Robert Sonin, mobilization officer for the Teaching and Research Assistants of Concordia (TRAC), spoke about how he was led to believe one of the university’s highest priorities was funding for research and teaching.
“There’s been this turnaround where education is seen as a luxury,” he said of the similar tactics occurring worldwide, an unfortunate trend that goes hand in hand with an added focus on education. “The reality is, you have an increase in the amount of education it takes to do anything in the world.”
“When you start cutting budgets, the teaching budget is the big budget—it’s what you spend money on. When you cut that, what ends up happening is you have to replace outgoing professors, these tenured professors who are retiring, with cheaper staff, and those are replaced with ever cheaper, and at the bottom rung are teaching assistants.” He says a school cutting TAs undoes the crucial functions they perform in aiding the professor in grading and handling class work and, especially, online classes—a particularly profit-friendly concept for universities. “If you don’t have assignments, how do you know what you’re doing, how well you’re doing?”

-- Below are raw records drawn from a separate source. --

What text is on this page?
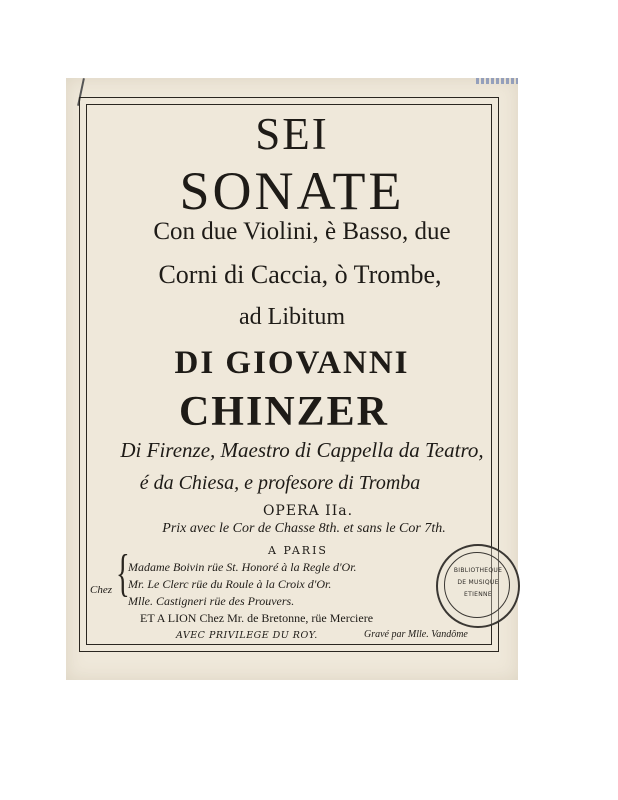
SEI
SONATE
Con due Violini, è Basso, due
Corni di Caccia, ò Trombe,
ad Libitum
DI GIOVANNI
CHINZER
Di Firenze, Maestro di Cappella da Teatro,
é da Chiesa, e profesore di Tromba
OPERA IIa.
Prix avec le Cor de Chasse 8th. et sans le Cor 7th.
A PARIS
Chez {
Madame Boivin rüe St. Honoré à la Regle d'Or.
Mr. Le Clerc rüe du Roule à la Croix d'Or.
Mlle. Castigneri rüe des Prouvers.
ET A LION Chez Mr. de Bretonne, rüe Merciere
AVEC PRIVILEGE DU ROY.	Gravé par Mlle. Vandôme
BIBLIOTHEQUE
DE MUSIQUE
ETIENNE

“We have TAs who do extra hours, notoriously tons of extra hours for free because we want to do a proper job,” said Sonin.
CSU President Ben Prunty saw a broad alliance between all public sectors as key in the fight to maintain their interests in the face of political and corporate agendas. The atomization of group interests is, for Prunty (and, one can safely say, many of those present), the death knell of the entire anti-austerity movement, and he repeatedly defined austerity as beyond individual struggle. He also echoed the idea that the university has been insufficiently vocal in taking a stance on austerity.
Prunty said the university was not responsible for the cuts it faces, but that “we can call them out for what it’s not doing.”
Concordia is currently coping with budget cuts of over $15 million for the 2014-2015 fiscal year, with more to come. So far, the university has expressed concerns over the quality of its education and research under such conditions, but have not taken an official position opposing austerity.
Maria Peluso, part-time faculty member of political science and former president of Concordia University’s Part-time Faculty Association (CUPFA), was on hand to give the students support and insight, as a teacher with several decades of union and teaching experience under her belt. She says she’s seen the increasing corporatization of universities aiming for uncertain marketplace profit over student learning and the public interest.
In addition the Graduate Student Association, the Undergraduate Students of Philosophy Association (SoPhiA) and the Student Association of Graduates in English (SAGE) were, amongst others, also present.
The final takeaway message was that Montreal’s record of student activism, highlighted most recently in the 2012 student strikes tuition increases, gives hope but also a weighty responsibility to students in building bridges and framing the discourse in a positive and progressive way.
Chevrier ended the event with the closing words, “let’s not stop the conversation here, let’s continue it.”